Todo aquel que reconozca a Jesucristo como el único Hijo del Dios verdadero, por quien se vive, debe cantar alabanzas en su nombre, y honrarlo y venerarlo como Rey; reconocerlo ante los hombres, y desear ser tratado como el burrito que lo cargó en su entrada triunfal a Jerusalén, que fue llamado para servirlo, y honrado al decirle “su Señor lo necesita”.
Que alegría más grande la del hombre que es honrado de la misma manera, porque está dispuesto a servir, a dejarlo todo para seguir a Jesús, que lo llama porque lo necesita, para que el pueblo lo vea, lo reconozca y lo aclame como Rey.
Contempla la cruz y alaba a tu Señor. Mira en Él la gloria de Dios expresada en misericordia para el mundo.
Contempla a tu Señor victorioso, que ha vencido las tentaciones de su humanidad, adquirida con su perfecta obediencia, y con su muerte y resurrección ha vencido al mundo y ha hecho nuevas todas las cosas.

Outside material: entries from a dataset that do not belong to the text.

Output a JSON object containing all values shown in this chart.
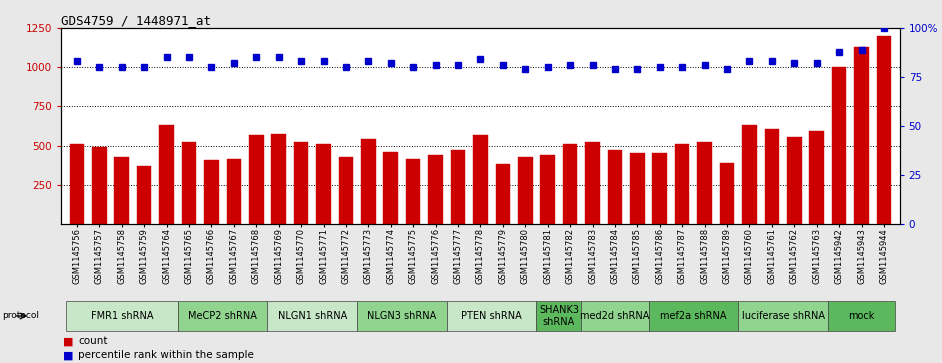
{
  "title": "GDS4759 / 1448971_at",
  "samples": [
    "GSM1145756",
    "GSM1145757",
    "GSM1145758",
    "GSM1145759",
    "GSM1145764",
    "GSM1145765",
    "GSM1145766",
    "GSM1145767",
    "GSM1145768",
    "GSM1145769",
    "GSM1145770",
    "GSM1145771",
    "GSM1145772",
    "GSM1145773",
    "GSM1145774",
    "GSM1145775",
    "GSM1145776",
    "GSM1145777",
    "GSM1145778",
    "GSM1145779",
    "GSM1145780",
    "GSM1145781",
    "GSM1145782",
    "GSM1145783",
    "GSM1145784",
    "GSM1145785",
    "GSM1145786",
    "GSM1145787",
    "GSM1145788",
    "GSM1145789",
    "GSM1145760",
    "GSM1145761",
    "GSM1145762",
    "GSM1145763",
    "GSM1145942",
    "GSM1145943",
    "GSM1145944"
  ],
  "bar_values": [
    510,
    490,
    430,
    370,
    630,
    520,
    405,
    415,
    570,
    575,
    520,
    510,
    430,
    545,
    460,
    415,
    440,
    470,
    565,
    380,
    430,
    440,
    510,
    520,
    470,
    455,
    450,
    510,
    520,
    390,
    630,
    605,
    555,
    590,
    1000,
    1130,
    1200
  ],
  "percentile_values": [
    83,
    80,
    80,
    80,
    85,
    85,
    80,
    82,
    85,
    85,
    83,
    83,
    80,
    83,
    82,
    80,
    81,
    81,
    84,
    81,
    79,
    80,
    81,
    81,
    79,
    79,
    80,
    80,
    81,
    79,
    83,
    83,
    82,
    82,
    88,
    89,
    100
  ],
  "protocols": [
    {
      "label": "FMR1 shRNA",
      "start": 0,
      "end": 5,
      "color": "#c8e6c8"
    },
    {
      "label": "MeCP2 shRNA",
      "start": 5,
      "end": 9,
      "color": "#90d490"
    },
    {
      "label": "NLGN1 shRNA",
      "start": 9,
      "end": 13,
      "color": "#c8e6c8"
    },
    {
      "label": "NLGN3 shRNA",
      "start": 13,
      "end": 17,
      "color": "#90d490"
    },
    {
      "label": "PTEN shRNA",
      "start": 17,
      "end": 21,
      "color": "#c8e6c8"
    },
    {
      "label": "SHANK3\nshRNA",
      "start": 21,
      "end": 23,
      "color": "#5cb85c"
    },
    {
      "label": "med2d shRNA",
      "start": 23,
      "end": 26,
      "color": "#90d490"
    },
    {
      "label": "mef2a shRNA",
      "start": 26,
      "end": 30,
      "color": "#5cb85c"
    },
    {
      "label": "luciferase shRNA",
      "start": 30,
      "end": 34,
      "color": "#90d490"
    },
    {
      "label": "mock",
      "start": 34,
      "end": 37,
      "color": "#5cb85c"
    }
  ],
  "ylim_left": [
    0,
    1250
  ],
  "yticks_left": [
    250,
    500,
    750,
    1000,
    1250
  ],
  "ylim_right": [
    0,
    100
  ],
  "yticks_right": [
    0,
    25,
    50,
    75,
    100
  ],
  "bar_color": "#cc0000",
  "dot_color": "#0000cc",
  "bg_color": "#e8e8e8",
  "plot_bg": "#ffffff",
  "title_fontsize": 9,
  "tick_fontsize": 6,
  "protocol_fontsize": 7,
  "legend_fontsize": 7.5,
  "left_tick_color": "#cc0000",
  "right_tick_color": "#0000cc"
}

Adora a tu Señor, bendice su nombre, sírvelo con alegría, participando con Él de su vida, pasión y muerte, llevando con orgullo su palabra a todas las gentes, proclamándolo Rey de reyes y Señor de señores, renunciando a ti mismo, rechazando el pecado, soportando tus sufrimientos por la causa de Cristo, y muriendo al mundo con Él en la cruz, para que seas partícipe también de la victoria de su resurrección, viviendo con la esperanza de verlo un día venir del cielo, acompañado de sus ángeles, y rodeado de la gloria de su Padre, mientras lo alabas exclamando: ¡Yo sirvo al Rey! ¡Viva Cristo Rey!».